NovelToon NovelToon
Kultivator Koplak

Kultivator Koplak

Status: sedang berlangsung
Genre:Time Travel / Sistem / Tokyo Revengers / One Piece / BLEACH / Jujutsu Kaisen
Popularitas:7.6k
Nilai: 5
Nama Author: yellow street elite

seorang pemuda yang di paksa masuk ke dalam dunia lain. Di paksa untuk bertahan hidup berkultivasi dengan cara yang aneh.
cerita ini akan di isi dengan kekonyolan dan hal-hal yang tidak masuk akal.

Karya ini diterbitkan atas izin NovelToon yellow street elite, isi konten hanyalah pandangan pribadi pembuatnya, tidak mewakili NovelToon sendiri

Bab 19

Rynz berdiri tegap di hadapan Siluman Ular Api Darah. Ia tidak langsung menyerang.

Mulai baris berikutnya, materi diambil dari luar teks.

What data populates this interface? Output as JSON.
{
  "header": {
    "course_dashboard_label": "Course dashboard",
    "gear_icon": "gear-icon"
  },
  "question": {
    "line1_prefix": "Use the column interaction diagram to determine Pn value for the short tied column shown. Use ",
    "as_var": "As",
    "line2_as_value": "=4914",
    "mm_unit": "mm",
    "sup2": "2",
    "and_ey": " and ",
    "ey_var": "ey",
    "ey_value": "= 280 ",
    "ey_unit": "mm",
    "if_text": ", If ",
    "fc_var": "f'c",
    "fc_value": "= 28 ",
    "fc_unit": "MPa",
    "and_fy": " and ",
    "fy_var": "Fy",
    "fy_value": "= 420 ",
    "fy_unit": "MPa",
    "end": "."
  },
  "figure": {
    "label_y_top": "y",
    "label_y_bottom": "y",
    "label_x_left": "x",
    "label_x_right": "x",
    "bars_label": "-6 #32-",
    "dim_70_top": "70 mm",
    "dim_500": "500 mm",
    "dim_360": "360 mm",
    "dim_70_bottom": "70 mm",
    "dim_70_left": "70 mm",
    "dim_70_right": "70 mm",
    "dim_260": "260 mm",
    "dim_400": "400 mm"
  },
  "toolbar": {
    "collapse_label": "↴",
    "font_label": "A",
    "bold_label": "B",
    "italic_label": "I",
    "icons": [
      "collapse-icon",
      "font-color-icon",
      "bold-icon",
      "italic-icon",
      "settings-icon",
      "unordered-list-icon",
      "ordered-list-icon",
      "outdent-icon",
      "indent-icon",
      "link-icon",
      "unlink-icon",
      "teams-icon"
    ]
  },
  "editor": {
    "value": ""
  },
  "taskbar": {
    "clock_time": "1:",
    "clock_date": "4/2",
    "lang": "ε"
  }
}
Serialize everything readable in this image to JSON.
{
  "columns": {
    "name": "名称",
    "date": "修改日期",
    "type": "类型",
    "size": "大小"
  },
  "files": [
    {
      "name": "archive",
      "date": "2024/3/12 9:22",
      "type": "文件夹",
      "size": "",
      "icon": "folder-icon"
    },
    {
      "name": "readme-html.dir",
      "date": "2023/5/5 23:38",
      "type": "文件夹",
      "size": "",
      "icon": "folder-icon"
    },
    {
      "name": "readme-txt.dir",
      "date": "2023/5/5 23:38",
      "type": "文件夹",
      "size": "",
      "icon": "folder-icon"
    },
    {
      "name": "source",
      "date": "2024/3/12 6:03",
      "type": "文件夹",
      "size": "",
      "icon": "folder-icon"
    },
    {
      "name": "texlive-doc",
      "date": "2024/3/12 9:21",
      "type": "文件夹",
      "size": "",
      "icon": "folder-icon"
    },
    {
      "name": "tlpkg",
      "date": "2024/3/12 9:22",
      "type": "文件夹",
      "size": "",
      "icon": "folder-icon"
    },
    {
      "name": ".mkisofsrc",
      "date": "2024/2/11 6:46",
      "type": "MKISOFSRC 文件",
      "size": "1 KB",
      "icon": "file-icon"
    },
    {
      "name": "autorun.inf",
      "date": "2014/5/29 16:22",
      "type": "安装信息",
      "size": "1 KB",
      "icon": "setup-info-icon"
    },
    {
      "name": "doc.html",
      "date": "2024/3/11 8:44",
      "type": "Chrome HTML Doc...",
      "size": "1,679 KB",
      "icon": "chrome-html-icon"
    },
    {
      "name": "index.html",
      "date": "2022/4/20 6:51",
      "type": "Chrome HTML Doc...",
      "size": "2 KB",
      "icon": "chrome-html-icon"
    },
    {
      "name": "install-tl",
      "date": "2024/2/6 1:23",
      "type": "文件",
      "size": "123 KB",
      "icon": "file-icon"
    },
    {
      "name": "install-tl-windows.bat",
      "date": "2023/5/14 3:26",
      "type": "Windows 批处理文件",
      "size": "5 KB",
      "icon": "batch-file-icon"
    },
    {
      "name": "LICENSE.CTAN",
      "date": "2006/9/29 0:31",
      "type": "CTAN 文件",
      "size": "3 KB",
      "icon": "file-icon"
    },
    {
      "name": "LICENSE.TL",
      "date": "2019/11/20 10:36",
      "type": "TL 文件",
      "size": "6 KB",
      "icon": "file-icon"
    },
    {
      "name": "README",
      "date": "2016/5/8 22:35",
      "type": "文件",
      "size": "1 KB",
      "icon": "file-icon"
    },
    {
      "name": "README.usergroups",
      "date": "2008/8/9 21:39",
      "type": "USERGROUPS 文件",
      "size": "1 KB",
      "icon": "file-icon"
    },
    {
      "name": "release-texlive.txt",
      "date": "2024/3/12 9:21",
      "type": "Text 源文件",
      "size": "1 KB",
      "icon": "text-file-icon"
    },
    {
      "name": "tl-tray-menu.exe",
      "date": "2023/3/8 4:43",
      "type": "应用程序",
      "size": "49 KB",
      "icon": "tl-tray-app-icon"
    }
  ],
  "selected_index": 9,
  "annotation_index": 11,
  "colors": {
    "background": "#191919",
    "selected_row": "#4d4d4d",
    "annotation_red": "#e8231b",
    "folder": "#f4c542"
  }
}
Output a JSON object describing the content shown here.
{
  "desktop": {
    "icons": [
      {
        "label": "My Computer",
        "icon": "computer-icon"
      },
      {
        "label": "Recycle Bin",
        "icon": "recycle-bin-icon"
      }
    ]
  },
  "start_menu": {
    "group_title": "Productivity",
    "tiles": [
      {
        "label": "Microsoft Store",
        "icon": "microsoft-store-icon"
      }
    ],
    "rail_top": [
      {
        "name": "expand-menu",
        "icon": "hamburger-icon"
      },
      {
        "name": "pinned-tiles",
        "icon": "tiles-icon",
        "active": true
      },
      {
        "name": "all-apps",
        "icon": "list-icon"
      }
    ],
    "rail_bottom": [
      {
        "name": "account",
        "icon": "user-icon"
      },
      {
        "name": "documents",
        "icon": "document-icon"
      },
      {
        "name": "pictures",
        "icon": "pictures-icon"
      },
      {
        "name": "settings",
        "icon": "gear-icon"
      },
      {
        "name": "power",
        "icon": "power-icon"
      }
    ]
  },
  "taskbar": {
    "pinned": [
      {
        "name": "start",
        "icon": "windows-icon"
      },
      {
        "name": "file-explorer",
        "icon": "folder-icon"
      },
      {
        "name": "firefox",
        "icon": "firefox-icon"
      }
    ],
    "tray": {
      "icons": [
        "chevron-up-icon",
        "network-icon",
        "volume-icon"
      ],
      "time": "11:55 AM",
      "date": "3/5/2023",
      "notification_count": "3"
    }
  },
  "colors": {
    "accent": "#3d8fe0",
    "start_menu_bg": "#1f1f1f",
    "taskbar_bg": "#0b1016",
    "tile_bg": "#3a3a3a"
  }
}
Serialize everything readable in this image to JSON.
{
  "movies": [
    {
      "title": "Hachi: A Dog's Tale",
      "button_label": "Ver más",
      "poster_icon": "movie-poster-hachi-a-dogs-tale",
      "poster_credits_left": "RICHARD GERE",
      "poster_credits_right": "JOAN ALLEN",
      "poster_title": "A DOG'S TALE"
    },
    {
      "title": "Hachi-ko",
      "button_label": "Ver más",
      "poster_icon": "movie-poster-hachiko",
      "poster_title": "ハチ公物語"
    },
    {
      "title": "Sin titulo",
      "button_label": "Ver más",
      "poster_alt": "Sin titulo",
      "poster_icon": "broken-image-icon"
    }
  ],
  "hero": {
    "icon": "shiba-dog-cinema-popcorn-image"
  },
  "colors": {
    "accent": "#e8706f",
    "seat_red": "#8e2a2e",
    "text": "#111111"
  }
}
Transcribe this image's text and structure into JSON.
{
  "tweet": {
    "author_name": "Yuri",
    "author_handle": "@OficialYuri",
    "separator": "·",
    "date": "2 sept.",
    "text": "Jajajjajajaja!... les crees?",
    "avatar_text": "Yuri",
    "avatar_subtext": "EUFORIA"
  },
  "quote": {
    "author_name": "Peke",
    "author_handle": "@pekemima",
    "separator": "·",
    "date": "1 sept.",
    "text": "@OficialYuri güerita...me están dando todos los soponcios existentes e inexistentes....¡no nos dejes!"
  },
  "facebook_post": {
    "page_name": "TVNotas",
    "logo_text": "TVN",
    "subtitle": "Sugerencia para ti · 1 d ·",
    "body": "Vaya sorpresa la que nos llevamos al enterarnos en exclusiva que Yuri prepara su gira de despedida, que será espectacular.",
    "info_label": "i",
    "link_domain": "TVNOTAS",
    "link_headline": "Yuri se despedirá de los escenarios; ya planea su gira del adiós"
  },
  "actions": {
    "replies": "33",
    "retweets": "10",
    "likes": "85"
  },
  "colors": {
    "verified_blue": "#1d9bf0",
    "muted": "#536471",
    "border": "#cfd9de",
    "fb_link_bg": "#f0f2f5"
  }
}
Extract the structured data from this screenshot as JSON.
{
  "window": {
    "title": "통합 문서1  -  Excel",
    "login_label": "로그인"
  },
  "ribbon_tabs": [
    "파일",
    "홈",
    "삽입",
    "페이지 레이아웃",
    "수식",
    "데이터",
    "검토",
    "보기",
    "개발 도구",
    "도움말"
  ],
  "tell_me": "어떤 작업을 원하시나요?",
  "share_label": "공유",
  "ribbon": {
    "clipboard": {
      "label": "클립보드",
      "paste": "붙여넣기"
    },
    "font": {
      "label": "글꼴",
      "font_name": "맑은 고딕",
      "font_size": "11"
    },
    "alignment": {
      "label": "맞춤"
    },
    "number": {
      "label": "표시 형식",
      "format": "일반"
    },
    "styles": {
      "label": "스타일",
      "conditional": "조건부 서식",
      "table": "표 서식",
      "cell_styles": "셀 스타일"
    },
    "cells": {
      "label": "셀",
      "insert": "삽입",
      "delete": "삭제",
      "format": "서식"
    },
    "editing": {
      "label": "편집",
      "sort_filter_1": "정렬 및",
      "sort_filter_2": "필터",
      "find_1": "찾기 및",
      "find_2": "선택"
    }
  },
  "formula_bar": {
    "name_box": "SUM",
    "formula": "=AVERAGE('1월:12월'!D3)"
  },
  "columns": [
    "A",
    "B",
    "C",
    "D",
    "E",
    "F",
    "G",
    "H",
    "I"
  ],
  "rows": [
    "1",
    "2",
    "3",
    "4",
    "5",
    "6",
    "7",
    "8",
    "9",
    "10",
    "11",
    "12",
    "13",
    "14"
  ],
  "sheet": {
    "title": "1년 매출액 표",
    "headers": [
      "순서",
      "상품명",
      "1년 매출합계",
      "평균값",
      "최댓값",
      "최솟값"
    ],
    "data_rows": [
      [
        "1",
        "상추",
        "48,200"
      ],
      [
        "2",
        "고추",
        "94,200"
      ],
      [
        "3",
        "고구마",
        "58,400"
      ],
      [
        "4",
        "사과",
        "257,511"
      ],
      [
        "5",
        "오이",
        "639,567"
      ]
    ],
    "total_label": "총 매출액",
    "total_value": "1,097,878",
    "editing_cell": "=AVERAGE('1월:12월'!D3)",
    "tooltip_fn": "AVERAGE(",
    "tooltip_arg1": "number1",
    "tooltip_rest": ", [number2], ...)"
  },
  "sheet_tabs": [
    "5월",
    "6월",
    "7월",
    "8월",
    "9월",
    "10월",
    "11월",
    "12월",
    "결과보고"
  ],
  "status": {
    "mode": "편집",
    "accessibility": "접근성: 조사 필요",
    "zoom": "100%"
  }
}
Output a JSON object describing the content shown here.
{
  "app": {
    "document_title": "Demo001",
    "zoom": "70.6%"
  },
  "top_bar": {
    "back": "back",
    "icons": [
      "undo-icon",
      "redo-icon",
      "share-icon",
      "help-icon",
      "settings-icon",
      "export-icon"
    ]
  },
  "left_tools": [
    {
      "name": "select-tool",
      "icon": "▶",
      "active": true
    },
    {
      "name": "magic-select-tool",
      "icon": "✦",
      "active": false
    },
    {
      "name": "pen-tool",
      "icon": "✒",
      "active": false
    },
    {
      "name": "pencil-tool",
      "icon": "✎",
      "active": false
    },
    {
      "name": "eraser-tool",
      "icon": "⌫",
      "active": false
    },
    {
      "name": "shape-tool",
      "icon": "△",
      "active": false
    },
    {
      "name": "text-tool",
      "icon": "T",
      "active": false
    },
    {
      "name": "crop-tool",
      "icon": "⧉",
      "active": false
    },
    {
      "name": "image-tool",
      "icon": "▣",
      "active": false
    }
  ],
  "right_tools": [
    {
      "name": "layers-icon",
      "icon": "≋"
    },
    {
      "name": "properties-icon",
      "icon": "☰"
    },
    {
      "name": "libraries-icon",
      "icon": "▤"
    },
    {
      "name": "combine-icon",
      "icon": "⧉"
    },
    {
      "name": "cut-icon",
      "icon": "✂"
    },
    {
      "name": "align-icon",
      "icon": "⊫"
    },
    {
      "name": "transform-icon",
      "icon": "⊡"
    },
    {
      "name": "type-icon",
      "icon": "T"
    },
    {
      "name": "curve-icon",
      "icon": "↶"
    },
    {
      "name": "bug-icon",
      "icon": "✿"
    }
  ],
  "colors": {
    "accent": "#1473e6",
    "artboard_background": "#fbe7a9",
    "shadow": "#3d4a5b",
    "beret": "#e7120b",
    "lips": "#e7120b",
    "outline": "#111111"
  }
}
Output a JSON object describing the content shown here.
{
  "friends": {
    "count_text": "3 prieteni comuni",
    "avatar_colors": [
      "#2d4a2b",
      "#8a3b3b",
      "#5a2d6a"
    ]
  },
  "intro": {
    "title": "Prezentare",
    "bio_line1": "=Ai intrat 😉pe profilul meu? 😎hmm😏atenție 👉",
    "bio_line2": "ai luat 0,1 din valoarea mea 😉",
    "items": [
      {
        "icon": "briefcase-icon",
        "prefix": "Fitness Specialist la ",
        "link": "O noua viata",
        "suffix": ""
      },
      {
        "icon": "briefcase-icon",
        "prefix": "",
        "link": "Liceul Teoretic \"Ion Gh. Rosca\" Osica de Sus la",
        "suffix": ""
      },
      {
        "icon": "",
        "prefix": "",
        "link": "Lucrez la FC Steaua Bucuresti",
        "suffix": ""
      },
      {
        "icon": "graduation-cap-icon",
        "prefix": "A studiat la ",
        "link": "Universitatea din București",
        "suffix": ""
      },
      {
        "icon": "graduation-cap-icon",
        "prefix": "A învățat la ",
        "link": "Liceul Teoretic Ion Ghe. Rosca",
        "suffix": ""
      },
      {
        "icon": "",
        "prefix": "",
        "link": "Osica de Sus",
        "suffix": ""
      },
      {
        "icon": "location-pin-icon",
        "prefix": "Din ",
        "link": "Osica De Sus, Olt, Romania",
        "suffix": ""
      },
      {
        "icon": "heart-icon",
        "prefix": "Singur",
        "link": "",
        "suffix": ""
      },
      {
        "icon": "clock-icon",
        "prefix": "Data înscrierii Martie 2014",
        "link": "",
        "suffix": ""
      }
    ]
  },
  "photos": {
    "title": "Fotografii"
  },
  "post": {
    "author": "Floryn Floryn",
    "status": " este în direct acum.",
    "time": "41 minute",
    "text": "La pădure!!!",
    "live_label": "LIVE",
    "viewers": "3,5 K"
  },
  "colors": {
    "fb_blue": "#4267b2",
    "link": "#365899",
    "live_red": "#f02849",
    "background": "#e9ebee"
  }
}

Tatapannya tajam. Tubuhnya kaku, tapi pikirannya terus bekerja.

Udara di sekitarnya makin panas. Namun dia menahan diri agar api hitam dalam tubuhnya tidak menyala tanpa kendali.

Ia mulai menganalisis makhluk itu secara mendalam.

Pertama, gerakan ekornya. Lambat, namun ketika menghantam batu di sisi gua, batu itu meleleh. Artinya, bukan sekadar kekuatan otot, melainkan tubuhnya menyimpan energi api pekat yang terus mengalir.

Kedua, nafasnya. Uap merah pekat keluar dari lubang hidung. Bukan racun biasa. Rynz menduga itu semacam energi spiritual korosif. Jika terhirup, bisa melemahkan energi dalam tubuh dan mengganggu konsentrasi.

Ketiga, tanduk di atas kepalanya. Tampak mengumpulkan cahaya merah keunguan. Ada unsur petir di sana. Mungkin makhluk ini menyerap elemen dari sekitar, bukan hanya api.

Keempat, pola gerakannya. Ular itu tidak gegabah. Ia menjaga jarak dan tidak langsung menyerang. Artinya, makhluk ini cukup cerdas atau memiliki insting bertarung yang sangat tinggi.

Kelima, tekanan spiritualnya. Rynz bisa merasakan beban di dadanya. Makhluk ini kemungkinan berada di tingkat Master awal atau pertengahan. Sedangkan dia sendiri masih di ranah Hunter.

Rynz menghela napas pelan.

Palu di punggungnya terasa berat. Tangan kirinya perlahan memanas, namun tidak membakar. Api hitamnya seperti bergetar, menyadari kehadiran sesuatu yang serupa... atau mungkin saling menolak.

"Aku tidak akan menang jika bertarung langsung," pikirnya. "Tapi mungkin aku bisa menipu makhluk ini. Seret ke ruang sempit, picu kekuatan itu, dan akhiri cepat."

Ia melirik ke samping. Ada lorong menurun tajam di sisi kiri. Cukup sempit untuk membatasi gerak ular itu.

Tanpa menunggu lebih lama, Rynz mulai mundur pelan.

Langkahnya ringan, matanya waspada.

Jika rencananya gagal, nyawanya mungkin tidak akan kembali bersama tubuhnya.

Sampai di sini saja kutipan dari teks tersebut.